Kepala Bidang Tata Kelola Destinasi Disparbud Kabupaten Pangandaran, Irna Kusmayati, mengatakan kewajiban tersebut diterapkan untuk memastikan setiap usaha pariwisata memiliki legalitas sekaligus mendukung tata kelola destinasi yang lebih tertib. Menurutnya, seluruh orang yang memperoleh penghasilan dari aktivitas pariwisata dapat mendaftarkan diri untuk mendapatkan kartu identitas resmi tersebut.
"Setiap pelaku usaha pariwisata, siapapun orang yang mengais rezeki dari pariwisata, apabila mendaftarkan diri, maka dia akan punya kartu dan ada barcodenya di kartu tersebut." — Irna Kusmayati, Kepala Bidang Tata Kelola Destinasi Disparbud Pangandaran, Senin (24/8/2026)
Barcode untuk Cek Pajak dan Perizinan
Irna menjelaskan, keberadaan barcode pada kartu identitas tersebut tidak sekadar menjadi tanda pengenal. Teknologi itu nantinya dapat digunakan untuk membantu petugas melakukan pengawasan terhadap kewajiban pajak dan masa berlaku izin usaha.
"Jadi, kalau memang dia wajib pajak, petugas pajak juga bisa melakukan pengecekan melalui barcode tersebut. Dan di aplikasi itu juga nanti menjadi alat kontrol apabila izin usaha mereka juga sudah habis," katanya. Dengan sistem tersebut, pengawasan terhadap pelaku usaha di lapangan diharapkan dapat dilakukan secara lebih mudah dan terintegrasi.
Alur Fungsi Kartu Barcode Pelaku Usaha
SSUB Jadi Syarat Penting Legalitas Usaha
Selain kartu identitas, Disparbud Pangandaran juga menekankan pentingnya kepemilikan Sertifikat Standar Usaha Pariwisata (SSUB). Irna mengingatkan pelaku usaha agar mengikuti ketentuan regulasi nasional terkait perizinan berusaha.

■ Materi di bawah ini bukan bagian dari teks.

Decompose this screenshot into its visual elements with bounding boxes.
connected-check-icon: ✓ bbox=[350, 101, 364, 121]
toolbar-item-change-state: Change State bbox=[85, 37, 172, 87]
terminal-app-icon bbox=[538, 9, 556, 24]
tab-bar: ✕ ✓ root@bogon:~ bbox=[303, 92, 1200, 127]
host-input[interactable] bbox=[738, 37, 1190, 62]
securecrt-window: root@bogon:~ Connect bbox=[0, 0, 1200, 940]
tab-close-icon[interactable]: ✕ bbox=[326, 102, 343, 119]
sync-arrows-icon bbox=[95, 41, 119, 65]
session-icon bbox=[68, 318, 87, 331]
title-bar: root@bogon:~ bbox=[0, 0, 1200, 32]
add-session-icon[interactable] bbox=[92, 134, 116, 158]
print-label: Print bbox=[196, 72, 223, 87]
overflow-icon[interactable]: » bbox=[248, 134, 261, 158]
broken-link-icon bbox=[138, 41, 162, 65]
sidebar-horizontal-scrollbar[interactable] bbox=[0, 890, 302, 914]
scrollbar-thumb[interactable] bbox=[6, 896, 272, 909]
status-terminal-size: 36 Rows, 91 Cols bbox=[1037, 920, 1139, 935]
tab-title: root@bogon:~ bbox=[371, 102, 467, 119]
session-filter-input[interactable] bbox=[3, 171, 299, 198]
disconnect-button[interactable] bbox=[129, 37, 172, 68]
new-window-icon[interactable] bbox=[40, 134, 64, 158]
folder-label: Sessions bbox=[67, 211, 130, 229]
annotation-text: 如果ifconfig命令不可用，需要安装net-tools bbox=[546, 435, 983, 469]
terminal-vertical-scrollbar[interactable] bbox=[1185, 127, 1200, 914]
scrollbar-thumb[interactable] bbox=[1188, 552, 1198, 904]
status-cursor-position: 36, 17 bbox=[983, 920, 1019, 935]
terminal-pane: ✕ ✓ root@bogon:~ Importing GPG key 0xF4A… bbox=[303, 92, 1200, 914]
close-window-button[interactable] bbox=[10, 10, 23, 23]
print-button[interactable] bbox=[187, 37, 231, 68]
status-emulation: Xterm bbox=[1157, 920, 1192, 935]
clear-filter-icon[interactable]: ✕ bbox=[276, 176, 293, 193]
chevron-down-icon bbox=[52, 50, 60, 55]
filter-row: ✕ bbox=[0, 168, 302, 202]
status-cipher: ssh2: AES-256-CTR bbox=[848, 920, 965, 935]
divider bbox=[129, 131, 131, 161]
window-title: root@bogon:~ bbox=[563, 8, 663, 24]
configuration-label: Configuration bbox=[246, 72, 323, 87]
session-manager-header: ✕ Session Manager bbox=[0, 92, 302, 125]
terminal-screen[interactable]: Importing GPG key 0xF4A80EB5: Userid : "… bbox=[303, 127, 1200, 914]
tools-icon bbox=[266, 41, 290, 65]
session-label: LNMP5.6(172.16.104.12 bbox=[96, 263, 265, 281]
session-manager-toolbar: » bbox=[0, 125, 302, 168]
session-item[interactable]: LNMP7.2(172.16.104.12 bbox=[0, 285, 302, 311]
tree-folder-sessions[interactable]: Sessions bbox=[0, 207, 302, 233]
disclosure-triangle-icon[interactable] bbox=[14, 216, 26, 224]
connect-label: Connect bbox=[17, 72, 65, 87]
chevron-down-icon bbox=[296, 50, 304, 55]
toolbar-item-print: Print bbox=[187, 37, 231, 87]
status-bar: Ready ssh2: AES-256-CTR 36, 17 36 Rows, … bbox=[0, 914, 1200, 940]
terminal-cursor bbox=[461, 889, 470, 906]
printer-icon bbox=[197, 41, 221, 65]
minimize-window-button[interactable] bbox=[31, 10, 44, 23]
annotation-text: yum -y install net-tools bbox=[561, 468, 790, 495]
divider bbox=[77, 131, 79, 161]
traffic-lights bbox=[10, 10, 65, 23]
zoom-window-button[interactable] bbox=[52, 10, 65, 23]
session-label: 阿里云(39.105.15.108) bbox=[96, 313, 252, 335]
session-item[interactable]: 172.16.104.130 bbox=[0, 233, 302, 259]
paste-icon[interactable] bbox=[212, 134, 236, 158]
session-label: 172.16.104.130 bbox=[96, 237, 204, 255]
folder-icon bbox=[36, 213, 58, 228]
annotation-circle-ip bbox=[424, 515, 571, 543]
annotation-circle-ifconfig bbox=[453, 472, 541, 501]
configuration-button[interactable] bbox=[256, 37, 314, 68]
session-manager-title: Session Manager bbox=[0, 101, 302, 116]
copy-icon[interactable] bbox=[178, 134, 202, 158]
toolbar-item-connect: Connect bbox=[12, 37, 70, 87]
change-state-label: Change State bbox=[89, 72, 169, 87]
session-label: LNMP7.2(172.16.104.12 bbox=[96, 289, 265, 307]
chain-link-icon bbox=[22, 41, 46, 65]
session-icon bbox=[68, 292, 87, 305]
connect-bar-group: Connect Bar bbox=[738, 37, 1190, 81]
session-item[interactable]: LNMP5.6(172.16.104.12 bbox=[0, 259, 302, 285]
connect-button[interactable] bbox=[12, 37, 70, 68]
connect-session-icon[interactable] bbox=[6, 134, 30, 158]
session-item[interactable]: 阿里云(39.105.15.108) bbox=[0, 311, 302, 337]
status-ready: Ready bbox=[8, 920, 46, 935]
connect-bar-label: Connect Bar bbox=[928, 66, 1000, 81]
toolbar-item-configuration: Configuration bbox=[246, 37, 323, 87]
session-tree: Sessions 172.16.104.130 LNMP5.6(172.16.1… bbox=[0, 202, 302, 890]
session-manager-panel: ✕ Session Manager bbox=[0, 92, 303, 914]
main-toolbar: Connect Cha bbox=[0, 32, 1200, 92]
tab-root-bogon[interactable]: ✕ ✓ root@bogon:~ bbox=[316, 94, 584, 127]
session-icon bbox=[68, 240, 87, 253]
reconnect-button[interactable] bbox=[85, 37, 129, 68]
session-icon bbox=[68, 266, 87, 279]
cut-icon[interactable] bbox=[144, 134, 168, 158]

Menurutnya, SSUB menjadi salah satu dokumen penting setelah pelaku usaha memperoleh Nomor Induk Berusaha (NIB).
"Nanti output-nya itu adalah Sertifikat Standar Usaha Pariwisata (SSUB). Kenapa harus ada sertifikat itu? Karena di Peraturan Menteri Pariwisata dan Ekonomi Kreatif (Permenparekraf), kalau sudah muncul NIB dan dalam jangka waktu 1 tahun tidak muncul Sertifikat Standar Usaha Pariwisatanya, maka dapat dibatalkan NIB-nya begitu." — Irna Kusmayati, Kepala Bidang Tata Kelola Destinasi Disparbud Pangandaran
Batas Waktu Penerbitan SSUB Setelah NIB Terbit
Disparbud Pangandaran pun mendorong seluruh pelaku usaha pariwisata untuk segera memastikan legalitas usahanya sesuai ketentuan, termasuk usaha-usaha yang beroperasi di destinasi populer seperti Pantai Barat Pangandaran. Kebijakan ini diharapkan membuat aktivitas usaha pariwisata lebih tertib, mudah diawasi, serta selaras dengan kewajiban perpajakan dan perizinan.